Project

General

Profile

Request Router » History » Version 5

« Previous - Version 5/6 (diff) - Next » - Current version
Elmer de Looff, 2012-05-17 12:12
Updated documentation to reflect decoding of PATH_INFO to Unicode where available, and router evaluating regular expressions in Unicode context


The Request Router

When a request is sent to µWeb, the first thing that needs to be made is the decision where and how to handle it. The request router is the place where this happens. The router employed in µWeb is based on regular expressions, and delegates the request to the handler associated with the first matching expression.

Before we explain everything there is know about routes and handlers, an example of how a router would look. The example given is a very stripped down version of the handler from the uweb_info example project:

import uweb
from uweb.uweb_info import pages

PAGE_CLASS = pages.PageMaker
ROUTES = (
    ('/static/(.*)', 'Static'),
    ('/(broken.*)', 'FourOhFour'),
    ('/haltandcatchfire', 'MakeFail'),
    ('/json', 'Json'),
    ('/text', 'Text'),
    ('/redirect/(.*)', 'Redirect'),
    ('/OpenIDLogin', '_OpenIdInitiate'),
    ('/OpenIDValidate', '_OpenIdValidate'),
    ('/ULF-Challenge', '_ULF_Challenge'),
    ('/ULF-Login', '_ULF_Verify'),
    ('/(.*)', 'Index'))

uweb.ServerSetup()
In the example above, the following things happen:
  • Firstly, we import the uweb package, since we need that to configure the webserver from
  • Secondly, we import the module where the class with our handling methods is defined (the uweb.uweb_info.pages module).
  • PAGE_CLASS is the global that holds a reference to the PageMaker subclass for your project, from where requests are handled.
  • ROUTES is the global that defines the various requests that the router understands, and directs them to the (named) method of the PAGE_CLASS.
  • Finally, uweb.ServerSetup() starts the webserver for those cases where it runs StandAlone (and does some initial setting up for when it runs using Apache)
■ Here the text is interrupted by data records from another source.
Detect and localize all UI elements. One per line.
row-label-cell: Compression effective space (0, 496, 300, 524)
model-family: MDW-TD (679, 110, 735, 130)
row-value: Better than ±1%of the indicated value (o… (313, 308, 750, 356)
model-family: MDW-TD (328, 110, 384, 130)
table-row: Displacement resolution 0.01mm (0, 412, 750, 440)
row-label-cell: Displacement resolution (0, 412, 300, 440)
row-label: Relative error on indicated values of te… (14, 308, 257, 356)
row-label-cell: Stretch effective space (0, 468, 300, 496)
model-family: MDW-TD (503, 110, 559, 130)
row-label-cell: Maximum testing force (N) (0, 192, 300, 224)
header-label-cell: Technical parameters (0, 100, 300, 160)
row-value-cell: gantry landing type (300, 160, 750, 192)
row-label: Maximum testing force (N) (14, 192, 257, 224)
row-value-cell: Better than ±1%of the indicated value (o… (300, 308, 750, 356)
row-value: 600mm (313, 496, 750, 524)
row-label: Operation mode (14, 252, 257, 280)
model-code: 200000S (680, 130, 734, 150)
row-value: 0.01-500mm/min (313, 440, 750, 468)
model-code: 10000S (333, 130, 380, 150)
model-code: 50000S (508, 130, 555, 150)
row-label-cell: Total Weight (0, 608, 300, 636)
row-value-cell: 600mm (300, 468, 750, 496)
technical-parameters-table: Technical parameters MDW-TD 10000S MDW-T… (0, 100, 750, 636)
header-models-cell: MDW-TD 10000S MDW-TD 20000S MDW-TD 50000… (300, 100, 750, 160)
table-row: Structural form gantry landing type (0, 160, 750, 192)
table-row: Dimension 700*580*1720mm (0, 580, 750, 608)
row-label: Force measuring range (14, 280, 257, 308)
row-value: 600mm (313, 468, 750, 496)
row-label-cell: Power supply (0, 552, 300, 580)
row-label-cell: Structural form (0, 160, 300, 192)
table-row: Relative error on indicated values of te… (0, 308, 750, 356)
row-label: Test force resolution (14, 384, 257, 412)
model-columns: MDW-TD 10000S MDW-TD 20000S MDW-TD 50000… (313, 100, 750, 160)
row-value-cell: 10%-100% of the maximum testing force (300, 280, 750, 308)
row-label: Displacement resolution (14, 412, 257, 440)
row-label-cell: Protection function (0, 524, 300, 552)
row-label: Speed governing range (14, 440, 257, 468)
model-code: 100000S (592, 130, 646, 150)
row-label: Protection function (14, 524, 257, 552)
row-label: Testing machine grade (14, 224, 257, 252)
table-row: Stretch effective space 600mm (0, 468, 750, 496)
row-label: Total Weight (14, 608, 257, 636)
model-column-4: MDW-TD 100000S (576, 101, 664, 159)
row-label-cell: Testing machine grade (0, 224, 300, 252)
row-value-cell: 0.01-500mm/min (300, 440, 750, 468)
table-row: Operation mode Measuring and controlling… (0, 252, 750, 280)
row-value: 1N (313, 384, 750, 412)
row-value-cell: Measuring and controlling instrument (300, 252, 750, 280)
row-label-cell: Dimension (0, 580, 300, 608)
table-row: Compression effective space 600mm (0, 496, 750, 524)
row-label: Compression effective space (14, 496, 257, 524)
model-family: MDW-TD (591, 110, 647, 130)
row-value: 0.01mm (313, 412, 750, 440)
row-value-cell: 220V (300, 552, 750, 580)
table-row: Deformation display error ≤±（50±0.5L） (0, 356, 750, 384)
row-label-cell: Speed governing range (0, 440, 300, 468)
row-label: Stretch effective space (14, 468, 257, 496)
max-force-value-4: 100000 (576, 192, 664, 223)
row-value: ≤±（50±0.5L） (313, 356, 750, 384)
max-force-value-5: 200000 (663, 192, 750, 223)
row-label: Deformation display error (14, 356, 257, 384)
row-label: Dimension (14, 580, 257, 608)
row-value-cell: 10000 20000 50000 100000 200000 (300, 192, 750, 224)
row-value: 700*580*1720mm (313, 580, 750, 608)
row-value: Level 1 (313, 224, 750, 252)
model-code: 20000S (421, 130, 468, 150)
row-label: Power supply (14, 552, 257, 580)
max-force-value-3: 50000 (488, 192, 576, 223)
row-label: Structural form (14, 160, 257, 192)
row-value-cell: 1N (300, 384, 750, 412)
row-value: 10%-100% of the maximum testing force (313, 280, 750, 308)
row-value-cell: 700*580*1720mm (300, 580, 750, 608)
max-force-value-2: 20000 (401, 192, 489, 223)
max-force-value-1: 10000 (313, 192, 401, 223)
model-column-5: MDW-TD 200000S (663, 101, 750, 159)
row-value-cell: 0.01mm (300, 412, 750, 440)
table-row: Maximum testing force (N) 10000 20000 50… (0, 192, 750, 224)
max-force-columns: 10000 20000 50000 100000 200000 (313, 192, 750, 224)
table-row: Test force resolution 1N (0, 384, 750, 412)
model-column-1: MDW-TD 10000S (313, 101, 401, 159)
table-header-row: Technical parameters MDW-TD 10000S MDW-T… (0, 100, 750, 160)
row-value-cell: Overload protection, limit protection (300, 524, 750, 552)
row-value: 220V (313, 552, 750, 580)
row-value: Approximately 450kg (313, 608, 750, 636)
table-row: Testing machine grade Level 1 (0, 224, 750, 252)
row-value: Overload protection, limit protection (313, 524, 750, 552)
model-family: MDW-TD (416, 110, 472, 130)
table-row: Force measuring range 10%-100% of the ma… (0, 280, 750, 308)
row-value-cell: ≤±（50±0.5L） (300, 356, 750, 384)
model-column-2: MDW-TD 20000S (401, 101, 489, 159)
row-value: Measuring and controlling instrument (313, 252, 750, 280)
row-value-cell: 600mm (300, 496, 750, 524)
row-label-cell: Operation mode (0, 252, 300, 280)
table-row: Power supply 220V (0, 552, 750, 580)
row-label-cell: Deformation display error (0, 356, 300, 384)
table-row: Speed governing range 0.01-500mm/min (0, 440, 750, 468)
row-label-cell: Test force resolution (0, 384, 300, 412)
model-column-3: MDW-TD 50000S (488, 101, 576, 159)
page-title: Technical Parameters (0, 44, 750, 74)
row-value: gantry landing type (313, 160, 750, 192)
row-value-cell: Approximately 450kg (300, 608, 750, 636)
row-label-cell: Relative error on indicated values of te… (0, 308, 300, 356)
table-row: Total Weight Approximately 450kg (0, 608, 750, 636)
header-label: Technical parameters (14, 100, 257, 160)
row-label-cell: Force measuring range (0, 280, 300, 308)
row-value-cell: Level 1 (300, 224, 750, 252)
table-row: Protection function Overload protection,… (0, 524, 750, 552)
When a request arrives, it is checked against all the defined routes. Each of the routes is a 2-tuple, with a regular expression and a method name (as string). The request URL is matched against the regular expression, and if it succeeds, the method name will be resolved on the PAGE_CLASS. This method will then be executed, and the router will not continue searching for a next match.

To illustrate the previous with an example request "/haltandcatchfire":

  1. The PAGE_CLASS is instantiated into a live PageMaker
  2. The first route tuple is inspected
    • Its regex is '/static/(.*)'
    • The request does not match the regex
  3. The second route tuple is inspected
    • Its regex is '/(broken.*)'
    • The request does not match the regex
  4. The third route tuple is inspected
    • Its regex is '/haltandcatchfire'
    • The request matches the regex
    • The associated handler method name is 'MakeFail'
    • The method MakeFail is resolved on our PageMaker instance, resulting in pages.PageMaker.MakeFail
    • This method is executed and its results will be sent to the client
  5. Router has ended after the third inspected route

Arguments from the request string

Oftentimes, there are parts of the request string that are needed further on in the process. While it's possible to extract these in the PageMaker methods, this is inconvenient, and the router has the means to do this. As can be seen in the router example above, some of the regular expressions have capture groups defined. These capture groups are provided to the PageMaker method as positional arguments. For example:

Requesting "/user/elmer/edit/27" on the following router:

PAGE_CLASS = blog.BlogPages
ROUTES = (
    ('/user/(\w*)/edit/(\d*)', 'EditArticle'),
    ('/', 'Index'))

Will end up calling the method blog.BlogPages.EditArticle with the arguments ('Elmer', '27'). Note that all arguments are provided as strings, type-conversion is left to the developer.

Typical regexes for request matching

How to use various other url formats:

  • To match one or more letters, numbers, dashes and spaces, use this: '([\w\- ]+)'
  • Match optional trailing slashes (so that requests don't end up 404'ing because of an added slash) add: '/?'
  • To match optional an optional page number: 'article/([\w\- ]+)/?(\d+)?'
    • This matches /article/cookies_are_delicious
    • As well as /article/cookies_are_delicious/2
    • And also /article/cookies_are_delicious/ – to allow for trailing slashes that are almost certain to happen

Unicode notice

Where available (and necessary), path strings will be decoded from UTF8 in the Request object. The regular expressions for the router are also evaluated with full support for Unicode. This means that a route-regex '\w+' will match 'café' (the French for 'coffee'), despite the non-ASCII characters in that string.